Évariste Ndayishimiye : Un président en quête de légitimité pour 2027
AFP / RFI
Afrique 3 min de lecture

Évariste Ndayishimiye : Un président en quête de légitimité pour 2027

27 avril 2026Rédaction Congo Business

Le président burundais Évariste Ndayishimiye, élu en 2020, a été désigné par son parti, le CNDD-FDD, comme candidat à sa propre succession pour l'élection présidentielle de 2027. Cette annonce, faite le 26 avril 2023, n'est pas une surprise tant le chef de l'État a consolidé son pouvoir depuis son accession à la présidence.

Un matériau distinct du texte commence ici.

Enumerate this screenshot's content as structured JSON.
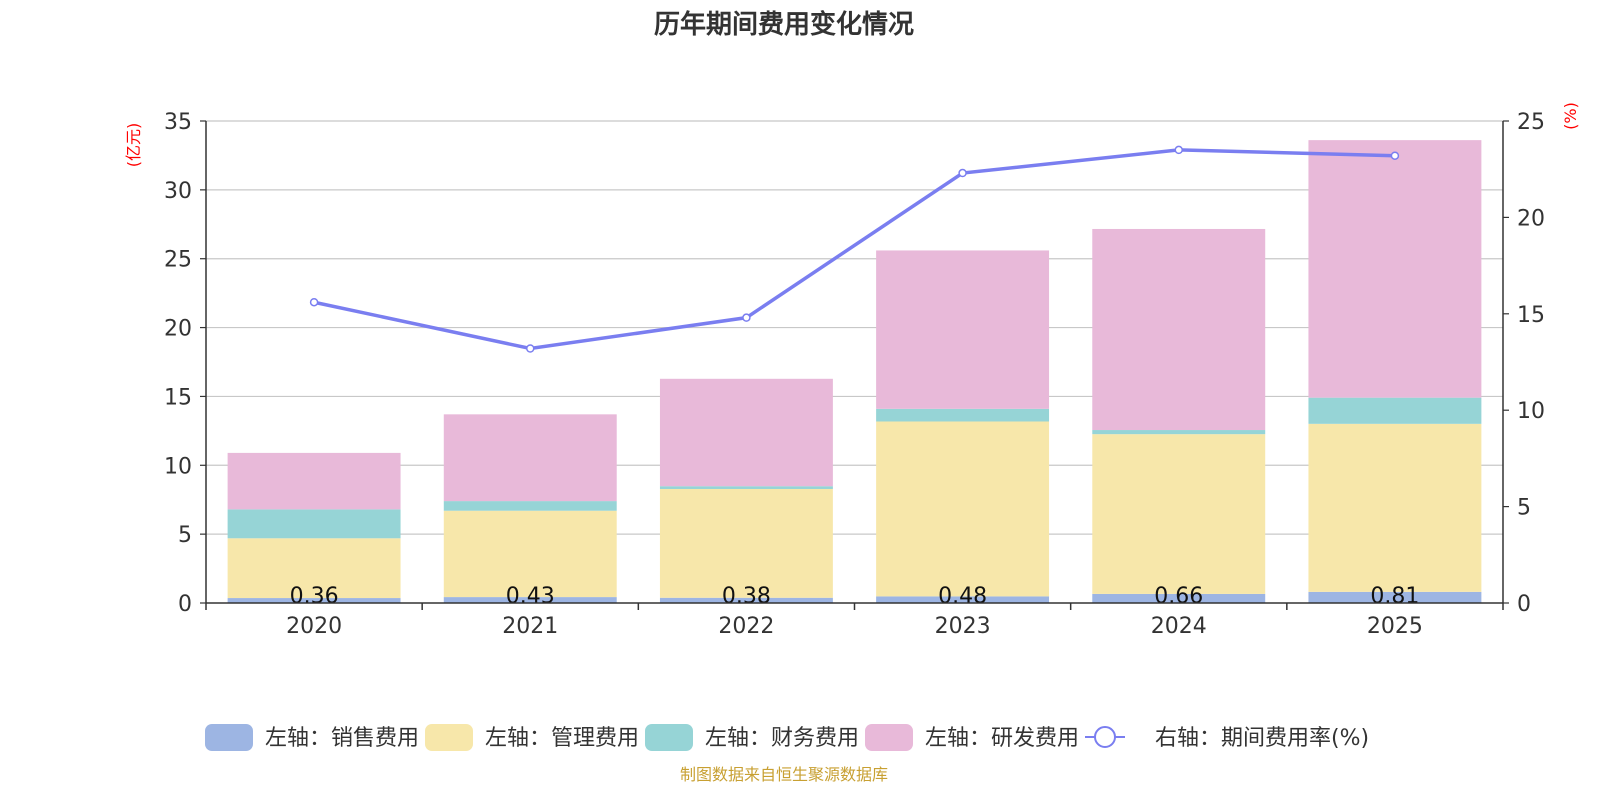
{
  "chart_data": {
    "type": "bar",
    "title": "历年期间费用变化情况",
    "left_axis_unit": "(亿元)",
    "right_axis_unit": "(%)",
    "categories": [
      "2020",
      "2021",
      "2022",
      "2023",
      "2024",
      "2025"
    ],
    "left_ylim": [
      0,
      35
    ],
    "left_ticks": [
      0,
      5,
      10,
      15,
      20,
      25,
      30,
      35
    ],
    "right_ylim": [
      0,
      25
    ],
    "right_ticks": [
      0,
      5,
      10,
      15,
      20,
      25
    ],
    "grid": true,
    "series": [
      {
        "name": "左轴：销售费用",
        "axis": "left",
        "type": "bar",
        "color": "#9db5e3",
        "values": [
          0.36,
          0.43,
          0.38,
          0.48,
          0.66,
          0.81
        ],
        "labels": [
          "0.36",
          "0.43",
          "0.38",
          "0.48",
          "0.66",
          "0.81"
        ]
      },
      {
        "name": "左轴：管理费用",
        "axis": "left",
        "type": "bar",
        "color": "#f7e7aa",
        "values": [
          4.34,
          6.27,
          7.9,
          12.7,
          11.6,
          12.2
        ]
      },
      {
        "name": "左轴：财务费用",
        "axis": "left",
        "type": "bar",
        "color": "#96d4d6",
        "values": [
          2.1,
          0.7,
          0.2,
          0.92,
          0.3,
          1.9
        ]
      },
      {
        "name": "左轴：研发费用",
        "axis": "left",
        "type": "bar",
        "color": "#e8b9d9",
        "values": [
          4.1,
          6.3,
          7.8,
          11.5,
          14.6,
          18.7
        ]
      },
      {
        "name": "右轴：期间费用率(%)",
        "axis": "right",
        "type": "line",
        "color": "#7a7ef0",
        "values": [
          15.6,
          13.2,
          14.8,
          22.3,
          23.5,
          23.2
        ]
      }
    ],
    "legend_position": "bottom-center",
    "source": "制图数据来自恒生聚源数据库"
  }
}
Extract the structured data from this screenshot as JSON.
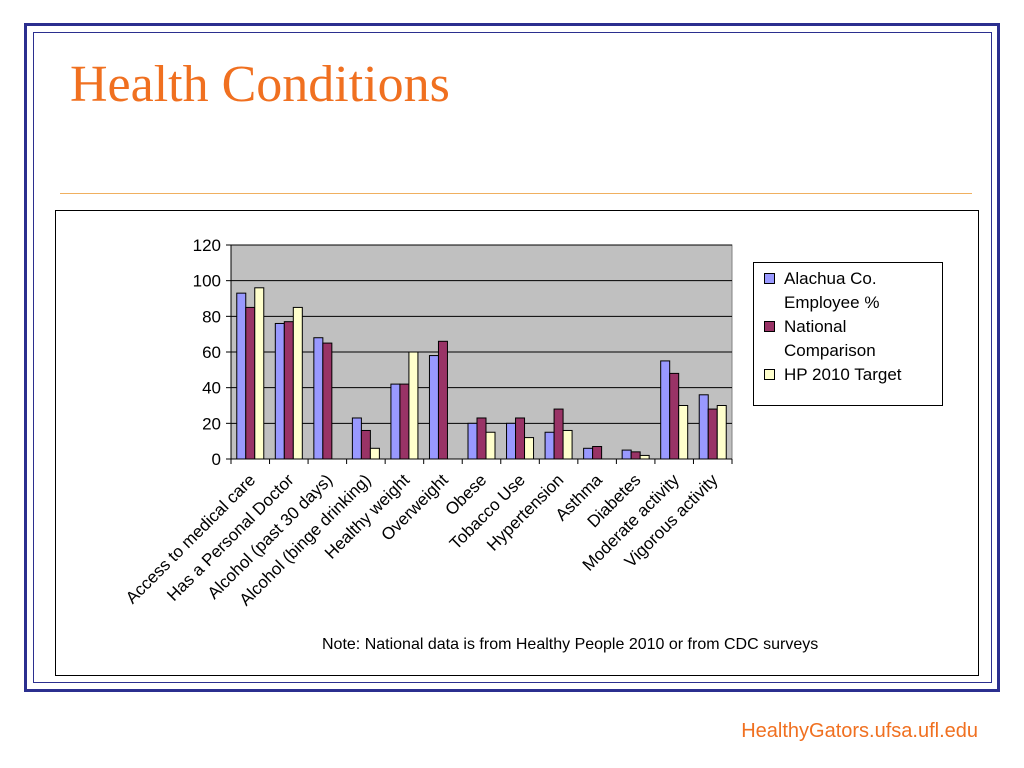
{
  "slide": {
    "title": "Health Conditions",
    "note": "Note: National data is from Healthy People 2010 or from CDC surveys",
    "footer": "HealthyGators.ufsa.ufl.edu",
    "title_color": "#f07020",
    "frame_color": "#2b2f8f"
  },
  "chart_data": {
    "type": "bar",
    "title": "",
    "xlabel": "",
    "ylabel": "",
    "ylim": [
      0,
      120
    ],
    "yticks": [
      "0",
      "20",
      "40",
      "60",
      "80",
      "100",
      "120"
    ],
    "grid": true,
    "legend_position": "right",
    "plot_background": "#c0c0c0",
    "categories": [
      "Access to medical care",
      "Has a Personal Doctor",
      "Alcohol (past 30 days)",
      "Alcohol  (binge drinking)",
      "Healthy weight",
      "Overweight",
      "Obese",
      "Tobacco Use",
      "Hypertension",
      "Asthma",
      "Diabetes",
      "Moderate activity",
      "Vigorous activity"
    ],
    "series": [
      {
        "name": "Alachua Co. Employee %",
        "color": "#9999ff",
        "values": [
          93,
          76,
          68,
          23,
          42,
          58,
          20,
          20,
          15,
          6,
          5,
          55,
          36
        ]
      },
      {
        "name": "National Comparison",
        "color": "#993366",
        "values": [
          85,
          77,
          65,
          16,
          42,
          66,
          23,
          23,
          28,
          7,
          4,
          48,
          28
        ]
      },
      {
        "name": "HP 2010 Target",
        "color": "#ffffcc",
        "values": [
          96,
          85,
          null,
          6,
          60,
          null,
          15,
          12,
          16,
          null,
          2,
          30,
          30
        ]
      }
    ]
  }
}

Une candidature attendue dans le paysage politique burundais

Depuis son arrivée au pouvoir, Évariste Ndayishimiye a déployé une stratégie politique visant à renforcer l'emprise du CNDD-FDD sur le pays. Ce parti, qui a dirigé le Burundi depuis la fin de la guerre civile en 2005, semble s'ancrer dans une logique de continuité, notamment en désignant Ndayishimiye comme son candidat. Cette décision pourrait être perçue comme un moyen de maintenir la stabilité politique dans un pays encore en proie à des tensions internes.

Le contexte socio-économique du Burundi en 2023

Le Burundi fait face à des défis économiques considérables, exacerbés par la pandémie de COVID-19 et les conséquences du climat politique. Selon les dernières données de la Banque mondiale, la croissance économique du pays devrait atteindre seulement 1,5% en 2023, un taux bien en dessous de la moyenne régionale. Les infrastructures vieillissantes, la pauvreté endémique et l'insécurité alimentaire restent des défis majeurs pour le gouvernement de Ndayishimiye.

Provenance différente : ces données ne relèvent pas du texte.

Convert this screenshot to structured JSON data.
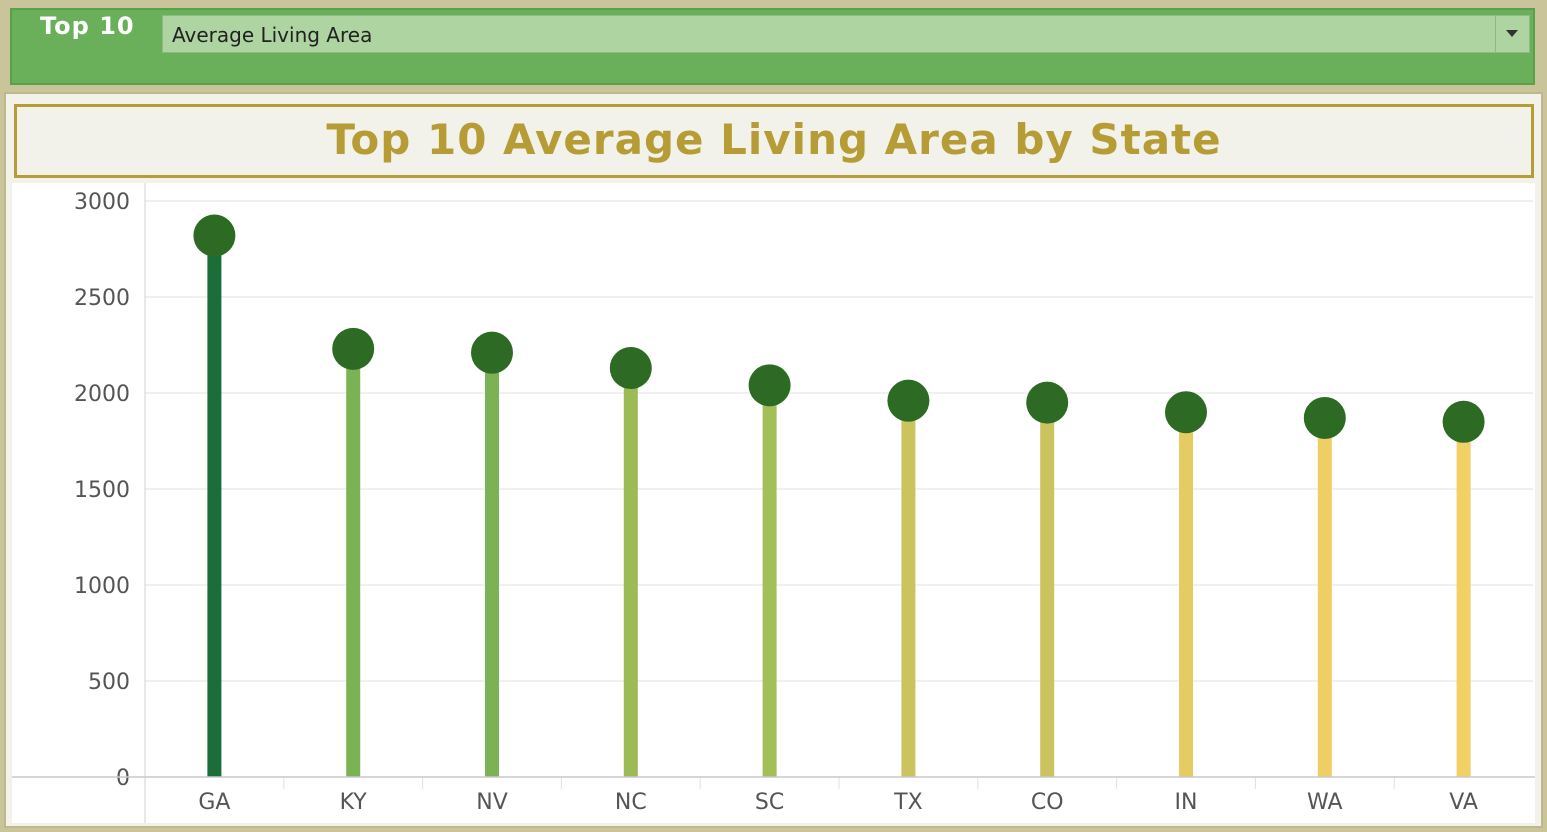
{
  "filter": {
    "label": "Top 10",
    "selected_measure": "Average Living Area"
  },
  "chart_data": {
    "type": "lollipop",
    "title": "Top 10 Average Living Area by State",
    "xlabel": "",
    "ylabel": "",
    "categories": [
      "GA",
      "KY",
      "NV",
      "NC",
      "SC",
      "TX",
      "CO",
      "IN",
      "WA",
      "VA"
    ],
    "values": [
      2820,
      2230,
      2210,
      2130,
      2040,
      1960,
      1950,
      1900,
      1870,
      1850
    ],
    "ylim": [
      0,
      3000
    ],
    "yticks": [
      0,
      500,
      1000,
      1500,
      2000,
      2500,
      3000
    ],
    "grid": true,
    "stem_colors": [
      "#1a6e38",
      "#7bb254",
      "#7bb254",
      "#9bbb55",
      "#a3bf57",
      "#cbc35d",
      "#cbc35d",
      "#e4cc62",
      "#efcf64",
      "#f1d066"
    ],
    "marker_color": "#2d6b25"
  }
}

Les attentes de la population face aux promesses de changement

Au moment de son élection, Ndayishimiye avait promis un gouvernement de réconciliation nationale et un retour à la normale après des années de conflits. Cependant, les attentes de la population demeurent élevées. « Nous espérons des réformes significatives qui amélioreront notre quotidien », déclare un citoyen qui a souhaité garder l'anonymat. Les indicateurs sociaux, tels que l'accès à l'éducation et aux soins de santé, restent préoccupants, et les Burundais semblent impatients de voir des résultats concrets.

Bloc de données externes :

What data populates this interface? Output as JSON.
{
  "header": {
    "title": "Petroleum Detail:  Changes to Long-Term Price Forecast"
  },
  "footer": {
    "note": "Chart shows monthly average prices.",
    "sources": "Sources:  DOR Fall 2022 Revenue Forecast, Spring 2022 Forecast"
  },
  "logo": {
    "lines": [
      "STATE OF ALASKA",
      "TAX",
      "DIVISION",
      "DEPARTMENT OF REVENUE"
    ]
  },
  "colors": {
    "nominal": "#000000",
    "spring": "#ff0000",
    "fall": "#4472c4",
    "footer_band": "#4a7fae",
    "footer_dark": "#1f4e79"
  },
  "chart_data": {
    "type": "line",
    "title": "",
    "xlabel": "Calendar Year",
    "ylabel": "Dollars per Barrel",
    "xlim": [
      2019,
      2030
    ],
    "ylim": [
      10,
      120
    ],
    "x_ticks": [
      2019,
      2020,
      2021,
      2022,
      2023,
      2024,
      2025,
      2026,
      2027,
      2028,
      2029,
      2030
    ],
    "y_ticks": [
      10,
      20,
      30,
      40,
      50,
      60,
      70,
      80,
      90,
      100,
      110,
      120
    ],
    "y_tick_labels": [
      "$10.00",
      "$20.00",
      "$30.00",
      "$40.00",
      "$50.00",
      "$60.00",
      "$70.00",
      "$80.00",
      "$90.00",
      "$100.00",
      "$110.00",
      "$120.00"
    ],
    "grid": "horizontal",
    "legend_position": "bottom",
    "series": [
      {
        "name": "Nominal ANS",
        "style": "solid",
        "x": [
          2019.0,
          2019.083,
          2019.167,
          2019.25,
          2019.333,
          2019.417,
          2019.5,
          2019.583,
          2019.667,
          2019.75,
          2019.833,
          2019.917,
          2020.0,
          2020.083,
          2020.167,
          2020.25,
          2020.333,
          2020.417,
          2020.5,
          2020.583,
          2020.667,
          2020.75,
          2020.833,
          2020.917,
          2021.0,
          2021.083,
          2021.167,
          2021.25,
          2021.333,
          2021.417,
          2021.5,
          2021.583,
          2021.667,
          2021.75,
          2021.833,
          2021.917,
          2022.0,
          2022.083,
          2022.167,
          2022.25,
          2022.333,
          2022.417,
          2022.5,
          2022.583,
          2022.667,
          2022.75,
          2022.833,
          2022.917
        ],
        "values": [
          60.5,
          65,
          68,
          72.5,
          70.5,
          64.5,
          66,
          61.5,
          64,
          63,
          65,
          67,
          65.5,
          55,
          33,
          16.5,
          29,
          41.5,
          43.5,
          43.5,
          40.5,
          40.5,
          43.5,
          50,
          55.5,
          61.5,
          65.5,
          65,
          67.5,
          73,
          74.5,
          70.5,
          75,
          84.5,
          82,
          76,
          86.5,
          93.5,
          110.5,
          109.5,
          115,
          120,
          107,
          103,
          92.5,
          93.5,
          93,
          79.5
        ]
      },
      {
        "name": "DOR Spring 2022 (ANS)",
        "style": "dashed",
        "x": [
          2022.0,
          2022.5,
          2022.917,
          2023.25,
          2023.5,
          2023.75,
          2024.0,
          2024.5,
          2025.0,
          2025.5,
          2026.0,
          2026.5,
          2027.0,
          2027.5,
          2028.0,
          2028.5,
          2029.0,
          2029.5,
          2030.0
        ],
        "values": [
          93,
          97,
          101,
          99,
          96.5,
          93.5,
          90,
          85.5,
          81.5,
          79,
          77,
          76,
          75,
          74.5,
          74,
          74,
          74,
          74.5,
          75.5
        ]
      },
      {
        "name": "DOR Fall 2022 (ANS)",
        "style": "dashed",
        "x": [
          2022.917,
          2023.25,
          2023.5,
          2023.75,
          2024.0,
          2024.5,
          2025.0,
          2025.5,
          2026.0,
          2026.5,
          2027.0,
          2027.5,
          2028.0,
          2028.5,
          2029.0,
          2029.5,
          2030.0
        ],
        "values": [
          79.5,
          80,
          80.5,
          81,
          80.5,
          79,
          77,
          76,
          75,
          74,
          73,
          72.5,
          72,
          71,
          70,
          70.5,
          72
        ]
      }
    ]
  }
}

Réactions des acteurs politiques et de la société civile

La désignation de Ndayishimiye comme candidat a suscité des réactions variées au sein de l'opposition et de la société civile. Certains analystes estiment que cette candidature pourrait renforcer la polarisation politique. « Le CNDD-FDD cherche à maintenir son hégémonie, et la société burundaise doit se préparer à des élections contestées », affirme un observateur politique. De son côté, le gouvernement a réaffirmé son engagement en faveur d'un processus électoral inclusif et pacifique, bien que la méfiance demeure palpable.

Le rôle de la communauté internationale dans le processus électoral

La communauté internationale, qui a longtemps surveillé la situation au Burundi, pourrait jouer un rôle crucial lors des élections de 2027. Les pays et organisations qui ont contribué à la médiation des conflits passés pourraient être appelés à intervenir pour garantir la transparence et la légitimité du processus électoral. « La stabilité du Burundi est essentielle pour la région, et nous devons assurer un cadre électoral juste », a déclaré un diplomate européen lors d'une récente conférence.

Conclusion : Vers une élection sous tension ?

Alors que le Burundi se prépare pour les élections présidentielles de 2027, la candidature d'Évariste Ndayishimiye pose de nombreuses questions sur l'avenir politique du pays. Les enjeux économiques, sociaux et politiques vont déterminer la dynamique des mois à venir. Les Burundais, tout en espérant un avenir meilleur, devront naviguer dans un paysage politique complexe où la légitimité du processus électoral sera plus que jamais scrutée.